Я прохожу в свою «комнату», которая представляет собой бывшую кладовку, примыкающую к кухне. В ней помещается только моя железная кровать и стул, который заменяет мне стол. Под потолком — небольшое оконце размером с форточку, с потолка свисает голая лампочка, которую надо выключать, выкручивая её из патрона. Вещи свои я храню в чемодане под кроватью.

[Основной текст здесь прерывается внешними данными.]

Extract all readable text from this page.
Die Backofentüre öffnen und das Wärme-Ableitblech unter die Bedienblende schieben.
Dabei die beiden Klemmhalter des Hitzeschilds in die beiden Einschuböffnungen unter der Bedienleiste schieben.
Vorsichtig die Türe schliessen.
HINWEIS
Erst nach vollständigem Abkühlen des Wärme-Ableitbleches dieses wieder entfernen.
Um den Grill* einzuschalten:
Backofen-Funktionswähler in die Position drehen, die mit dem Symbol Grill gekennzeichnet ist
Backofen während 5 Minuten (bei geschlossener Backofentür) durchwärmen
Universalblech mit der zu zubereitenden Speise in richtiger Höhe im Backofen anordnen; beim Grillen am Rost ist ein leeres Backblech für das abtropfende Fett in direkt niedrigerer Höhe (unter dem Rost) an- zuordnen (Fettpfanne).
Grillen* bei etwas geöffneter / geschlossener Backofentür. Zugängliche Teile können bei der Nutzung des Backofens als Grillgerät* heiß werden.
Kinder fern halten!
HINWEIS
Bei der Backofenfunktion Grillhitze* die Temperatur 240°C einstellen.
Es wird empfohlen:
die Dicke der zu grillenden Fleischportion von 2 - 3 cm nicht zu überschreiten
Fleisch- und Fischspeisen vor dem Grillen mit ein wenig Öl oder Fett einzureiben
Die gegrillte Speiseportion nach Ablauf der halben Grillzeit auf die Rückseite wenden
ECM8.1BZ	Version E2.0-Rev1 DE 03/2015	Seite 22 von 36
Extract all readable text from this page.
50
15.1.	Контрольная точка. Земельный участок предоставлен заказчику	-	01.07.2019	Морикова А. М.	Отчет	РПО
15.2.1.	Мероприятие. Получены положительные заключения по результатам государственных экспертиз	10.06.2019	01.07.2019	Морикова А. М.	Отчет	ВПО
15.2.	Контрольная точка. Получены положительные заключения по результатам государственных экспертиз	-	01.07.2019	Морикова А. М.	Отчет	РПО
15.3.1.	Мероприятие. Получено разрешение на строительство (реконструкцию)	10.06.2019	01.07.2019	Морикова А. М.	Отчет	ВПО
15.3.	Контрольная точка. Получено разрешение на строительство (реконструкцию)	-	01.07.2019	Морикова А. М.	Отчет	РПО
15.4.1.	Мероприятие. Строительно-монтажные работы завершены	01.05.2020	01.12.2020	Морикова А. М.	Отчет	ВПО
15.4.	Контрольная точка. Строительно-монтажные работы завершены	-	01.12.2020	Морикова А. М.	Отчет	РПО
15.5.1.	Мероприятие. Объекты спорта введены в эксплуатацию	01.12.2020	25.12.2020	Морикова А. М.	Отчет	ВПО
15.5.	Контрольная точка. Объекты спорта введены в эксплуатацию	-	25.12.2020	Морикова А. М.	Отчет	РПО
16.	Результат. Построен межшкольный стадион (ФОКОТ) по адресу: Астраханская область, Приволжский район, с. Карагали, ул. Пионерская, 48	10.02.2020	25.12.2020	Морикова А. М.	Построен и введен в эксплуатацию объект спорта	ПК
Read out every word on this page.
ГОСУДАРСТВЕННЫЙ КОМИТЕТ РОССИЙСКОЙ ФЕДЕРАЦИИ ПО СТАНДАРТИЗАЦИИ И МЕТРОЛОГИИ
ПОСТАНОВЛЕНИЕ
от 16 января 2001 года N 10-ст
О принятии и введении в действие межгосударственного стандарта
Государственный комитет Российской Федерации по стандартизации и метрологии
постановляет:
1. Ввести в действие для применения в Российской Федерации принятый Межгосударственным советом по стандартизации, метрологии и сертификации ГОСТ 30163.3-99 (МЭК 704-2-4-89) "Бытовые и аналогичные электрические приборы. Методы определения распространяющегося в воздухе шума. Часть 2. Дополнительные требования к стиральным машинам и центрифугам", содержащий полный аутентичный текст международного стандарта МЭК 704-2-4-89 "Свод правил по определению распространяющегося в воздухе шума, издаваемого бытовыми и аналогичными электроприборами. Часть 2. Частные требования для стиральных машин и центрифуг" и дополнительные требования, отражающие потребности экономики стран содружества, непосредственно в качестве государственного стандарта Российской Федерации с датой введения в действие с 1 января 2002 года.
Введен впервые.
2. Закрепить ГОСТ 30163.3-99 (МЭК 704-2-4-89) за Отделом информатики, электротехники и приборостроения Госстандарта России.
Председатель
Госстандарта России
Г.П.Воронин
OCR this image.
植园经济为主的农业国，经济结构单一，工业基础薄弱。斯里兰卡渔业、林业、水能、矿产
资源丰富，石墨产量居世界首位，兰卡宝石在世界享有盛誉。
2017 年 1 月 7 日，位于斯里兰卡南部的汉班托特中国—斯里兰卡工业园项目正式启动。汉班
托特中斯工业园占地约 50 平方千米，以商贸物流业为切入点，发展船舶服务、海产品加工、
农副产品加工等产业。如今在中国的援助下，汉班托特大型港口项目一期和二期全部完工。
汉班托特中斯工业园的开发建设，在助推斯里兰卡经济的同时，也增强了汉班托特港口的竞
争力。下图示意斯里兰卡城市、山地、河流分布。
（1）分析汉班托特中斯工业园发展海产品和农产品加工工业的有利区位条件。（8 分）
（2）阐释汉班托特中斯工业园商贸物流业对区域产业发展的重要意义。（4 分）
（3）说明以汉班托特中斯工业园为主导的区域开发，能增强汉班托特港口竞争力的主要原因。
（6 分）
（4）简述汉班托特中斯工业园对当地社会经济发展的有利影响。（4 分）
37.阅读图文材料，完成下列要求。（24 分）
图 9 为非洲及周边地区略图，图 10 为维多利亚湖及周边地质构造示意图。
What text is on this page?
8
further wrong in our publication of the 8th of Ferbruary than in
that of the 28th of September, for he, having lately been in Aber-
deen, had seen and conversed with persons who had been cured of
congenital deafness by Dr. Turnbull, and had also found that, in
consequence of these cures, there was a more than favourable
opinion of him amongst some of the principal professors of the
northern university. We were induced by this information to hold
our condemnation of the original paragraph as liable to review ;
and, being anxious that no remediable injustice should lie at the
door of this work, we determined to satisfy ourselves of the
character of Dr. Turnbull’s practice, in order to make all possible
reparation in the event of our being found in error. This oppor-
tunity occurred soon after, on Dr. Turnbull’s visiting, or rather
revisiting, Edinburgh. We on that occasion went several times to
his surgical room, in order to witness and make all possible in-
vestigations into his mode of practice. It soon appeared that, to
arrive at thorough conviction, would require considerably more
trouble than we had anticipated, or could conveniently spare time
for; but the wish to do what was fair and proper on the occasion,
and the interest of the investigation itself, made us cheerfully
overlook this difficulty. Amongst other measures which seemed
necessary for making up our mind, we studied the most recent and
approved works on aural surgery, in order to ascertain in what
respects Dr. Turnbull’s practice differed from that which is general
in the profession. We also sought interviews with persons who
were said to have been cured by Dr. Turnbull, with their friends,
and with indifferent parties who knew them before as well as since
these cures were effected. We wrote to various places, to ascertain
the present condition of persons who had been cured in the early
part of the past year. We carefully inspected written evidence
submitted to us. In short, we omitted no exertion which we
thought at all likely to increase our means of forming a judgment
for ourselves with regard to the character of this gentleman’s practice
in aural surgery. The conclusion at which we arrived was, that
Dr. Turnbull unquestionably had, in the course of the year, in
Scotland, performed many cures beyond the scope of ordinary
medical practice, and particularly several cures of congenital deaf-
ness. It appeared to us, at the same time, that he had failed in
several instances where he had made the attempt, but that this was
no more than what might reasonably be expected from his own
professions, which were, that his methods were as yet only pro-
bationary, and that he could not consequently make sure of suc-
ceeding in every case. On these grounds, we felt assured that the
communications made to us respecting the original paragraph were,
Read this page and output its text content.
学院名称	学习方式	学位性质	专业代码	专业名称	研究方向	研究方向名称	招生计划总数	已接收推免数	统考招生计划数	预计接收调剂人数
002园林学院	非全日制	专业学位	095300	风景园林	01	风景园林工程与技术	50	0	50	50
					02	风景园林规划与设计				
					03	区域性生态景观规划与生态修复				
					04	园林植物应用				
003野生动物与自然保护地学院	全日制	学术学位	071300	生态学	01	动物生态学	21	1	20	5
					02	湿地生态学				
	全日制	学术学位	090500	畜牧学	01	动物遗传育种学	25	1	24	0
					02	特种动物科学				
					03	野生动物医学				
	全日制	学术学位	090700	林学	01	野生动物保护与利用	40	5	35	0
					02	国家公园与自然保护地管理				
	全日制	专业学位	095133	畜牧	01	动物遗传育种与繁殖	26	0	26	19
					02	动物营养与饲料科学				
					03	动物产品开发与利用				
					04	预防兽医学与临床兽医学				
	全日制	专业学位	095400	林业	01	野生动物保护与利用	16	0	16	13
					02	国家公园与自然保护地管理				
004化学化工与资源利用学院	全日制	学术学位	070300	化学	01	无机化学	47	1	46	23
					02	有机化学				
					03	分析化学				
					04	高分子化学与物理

Я снимаю пальто и вместе с шапкой вешаю на вбитый в дверь гвоздь. Сажусь на кровать. В это время в комнату входят мои сестрички — Ленка и Людка, одной — пять, другой — четыре года. Ленка несет тарелку с картошкой, на тарелке лежит солёный огурец и ломтик хлеба. Маленькая Людка осторожно несёт эмалированную кружку с чаем. Все это я ставлю на стул. Девчонки рассаживаются на кровать рядом со мной с обеих сторон. Картошка уже холодная, но мне все равно. Я начинаю есть. Девчонки болтают, перебивая друг друга, о домашних новостях. Я стараюсь их не слушать. Я хочу спать!
— Я выйду сейчас на рынок, потом пройду по магазинам, — слышу я голос тети. — Ты присмотри за девчонками.
— А что Марья Семёновна? — безнадежно спрашиваю я, понимая, что это неизбежная плата за картошку и соленый огурец. — Я спать хочу.
— Ну, так ты отдыхай. Девчонки тихонечко поиграют рядом. А мама неважно себя чувствует и отдыхает в своей комнате. Пусть девочки её не беспокоят.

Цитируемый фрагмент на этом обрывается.